Our other reading for today is from 2 Corinthians chapter 1 where Paul sets all this is the context of worship: “Praise be to the God and Father of our Lord Jesus Christ, the Father of compassion and the God of all comfort, who comforts us in all our troubles, so that we can comfort those in any trouble with the comfort we ourselves receive from God” (2 Cor 1.3-5 NIV).
When we offer comfort, another way of saying ‘care deeply’ for each other, we do so because God has first cared for us and will be with us in our caring, giving us what we need to be able to care and comfort. We are not alone.

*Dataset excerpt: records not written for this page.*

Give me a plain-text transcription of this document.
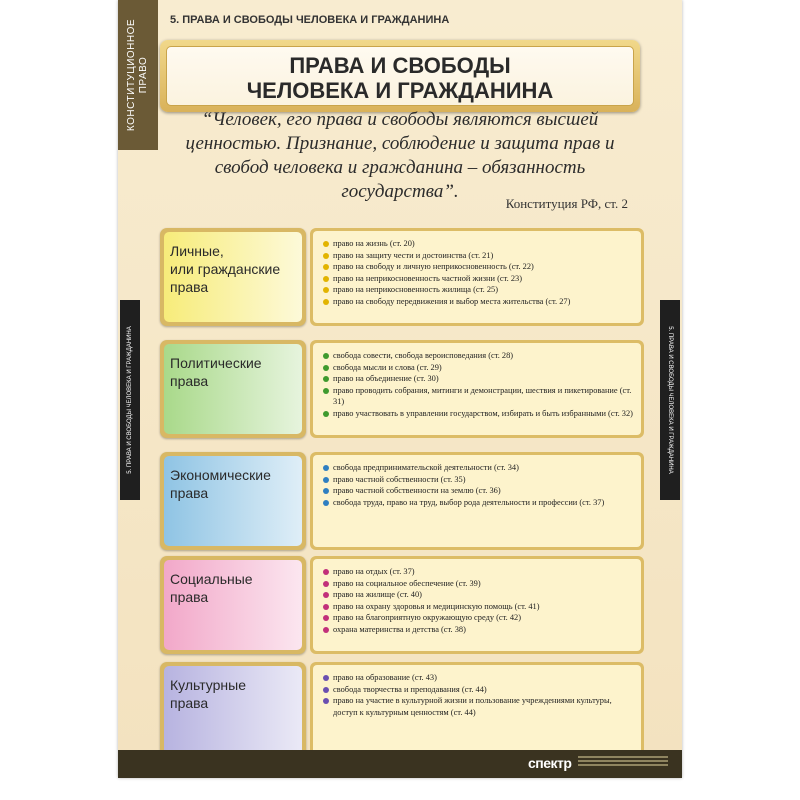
КОНСТИТУЦИОННОЕ
ПРАВО
5. ПРАВА И СВОБОДЫ ЧЕЛОВЕКА И ГРАЖДАНИНА
ПРАВА И СВОБОДЫ
ЧЕЛОВЕКА И ГРАЖДАНИНА
“Человек, его права и свободы являются высшей ценностью. Признание, соблюдение и защита прав и свобод человека и гражданина – обязанность государства”.
Конституция РФ, ст. 2
5. ПРАВА И СВОБОДЫ ЧЕЛОВЕКА И ГРАЖДАНИНА	5. ПРАВА И СВОБОДЫ ЧЕЛОВЕКА И ГРАЖДАНИНА
Личные,
или гражданские
права
право на жизнь (ст. 20)
право на защиту чести и достоинства (ст. 21)
право на свободу и личную неприкосновенность (ст. 22)
право на неприкосновенность частной жизни (ст. 23)
право на неприкосновенность жилища (ст. 25)
право на свободу передвижения и выбор места жительства (ст. 27)
Политические
права
свобода совести, свобода вероисповедания (ст. 28)
свобода мысли и слова (ст. 29)
право на объединение (ст. 30)
право проводить собрания, митинги и демонстрации, шествия и пикетирование (ст. 31)
право участвовать в управлении государством, избирать и быть избранными (ст. 32)
Экономические
права
свобода предпринимательской деятельности (ст. 34)
право частной собственности (ст. 35)
право частной собственности на землю (ст. 36)
свобода труда, право на труд, выбор рода деятельности и профессии (ст. 37)
Социальные
права
право на отдых (ст. 37)
право на социальное обеспечение (ст. 39)
право на жилище (ст. 40)
право на охрану здоровья и медицинскую помощь (ст. 41)
право на благоприятную окружающую среду (ст. 42)
охрана материнства и детства (ст. 38)
Культурные
права
право на образование (ст. 43)
свобода творчества и преподавания (ст. 44)
право на участие в культурной жизни и пользование учреждениями культуры, доступ к культурным ценностям (ст. 44)
спектр
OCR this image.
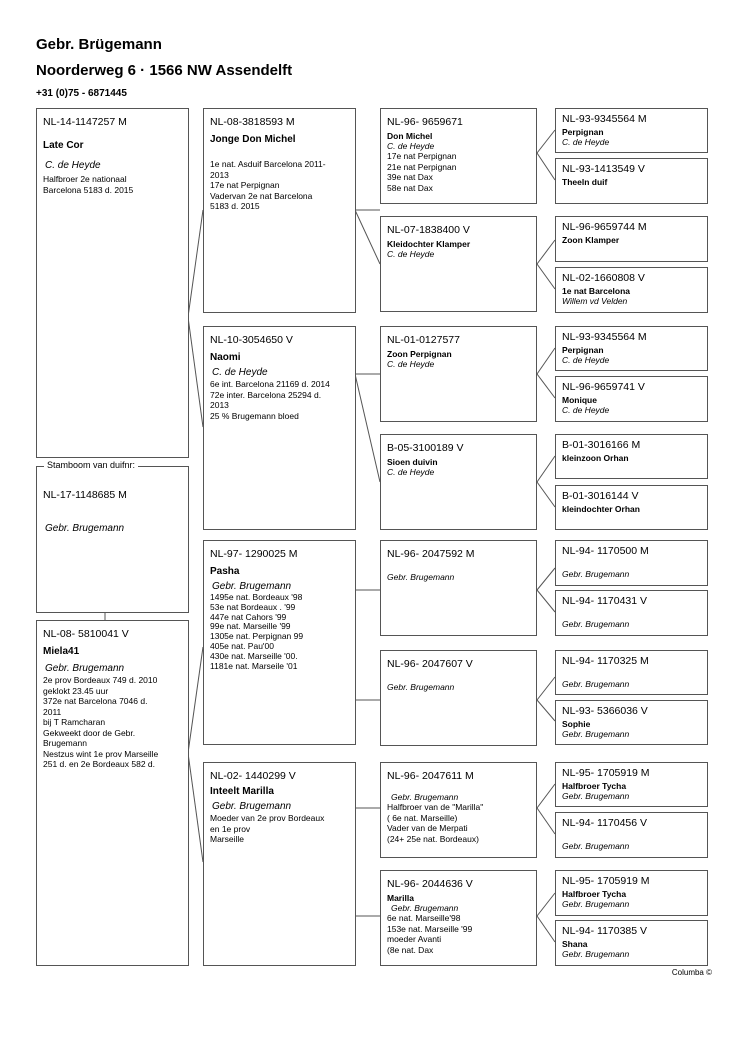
Gebr. Brügemann
Noorderweg 6 · 1566 NW Assendelft
+31 (0)75 - 6871445
NL-14-1147257 M
Late Cor
C. de Heyde
Halfbroer 2e nationaal
Barcelona 5183 d. 2015
NL-17-1148685 M
Gebr. Brugemann
Stamboom van duifnr:
NL-08- 5810041 V
Miela41
Gebr. Brugemann
2e prov Bordeaux 749 d. 2010
geklokt 23.45 uur
372e nat Barcelona 7046 d.
2011
bij T Ramcharan
Gekweekt door de Gebr.
Brugemann
Nestzus wint 1e prov Marseille
251 d. en 2e Bordeaux 582 d.
NL-08-3818593 M
Jonge Don Michel
1e nat. Asduif Barcelona 2011-
2013
17e nat Perpignan
Vadervan 2e nat Barcelona
5183 d. 2015
NL-10-3054650 V
Naomi
C. de Heyde
6e int. Barcelona 21169 d. 2014
72e inter. Barcelona 25294 d.
2013
25 % Brugemann bloed
NL-97- 1290025 M
Pasha
Gebr. Brugemann
1495e nat. Bordeaux '98
53e nat Bordeaux . '99
447e nat Cahors '99
99e nat. Marseille '99
1305e nat. Perpignan 99
405e nat. Pau'00
430e nat. Marseille '00.
1181e nat. Marseile '01
NL-02- 1440299 V
Inteelt Marilla
Gebr. Brugemann
Moeder van 2e prov Bordeaux
en 1e prov
Marseille
NL-96- 9659671
Don Michel
C. de Heyde
17e nat Perpignan
21e nat Perpignan
39e nat Dax
58e nat Dax
NL-07-1838400 V
Kleidochter Klamper
C. de Heyde
NL-01-0127577
Zoon Perpignan
C. de Heyde
B-05-3100189 V
Sioen duivin
C. de Heyde
NL-96- 2047592 M
Gebr. Brugemann
NL-96- 2047607 V
Gebr. Brugemann
NL-96- 2047611 M
Gebr. Brugemann
Halfbroer van de "Marilla"
( 6e nat. Marseille)
Vader van de Merpati
(24+ 25e nat. Bordeaux)
NL-96- 2044636 V
Marilla
Gebr. Brugemann
6e nat. Marseille'98
153e nat. Marseille '99
moeder Avanti
(8e nat. Dax
NL-93-9345564 M
Perpignan
C. de Heyde
NL-93-1413549 V
Theeln duif
NL-96-9659744 M
Zoon Klamper
NL-02-1660808 V
1e nat Barcelona
Willem vd Velden
NL-93-9345564 M
Perpignan
C. de Heyde
NL-96-9659741 V
Monique
C. de Heyde
B-01-3016166 M
kleinzoon Orhan
B-01-3016144 V
kleindochter Orhan
NL-94- 1170500 M
Gebr. Brugemann
NL-94- 1170431 V
Gebr. Brugemann
NL-94- 1170325 M
Gebr. Brugemann
NL-93- 5366036 V
Sophie
Gebr. Brugemann
NL-95- 1705919 M
Halfbroer Tycha
Gebr. Brugemann
NL-94- 1170456 V
Gebr. Brugemann
NL-95- 1705919 M
Halfbroer Tycha
Gebr. Brugemann
NL-94- 1170385 V
Shana
Gebr. Brugemann
Columba ©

And so, on this most unusual of Mothering Sundays, our prayer is that, under the shadow of suffering, a new community will be born, a community of people the length and breadth of Cumbria who, even whilst scattered, gather together in Spirit, under the shadow of the Cross, care deeply and discover together the new kind of family Jesus calls us to be.
Loving God, you are one God,
and you bring together what is scattered and mend what is broken.
Unite us with the scattered peoples of the earth that we may be one family of your children.
Bind up all our wounds and heal us in spirit, that we may be renewed as disciples of Jesus Christ, our Master and Saviour.
And the blessing of God almighty, the Father, the Son, and the Holy Spirit, be among you and remain with you always.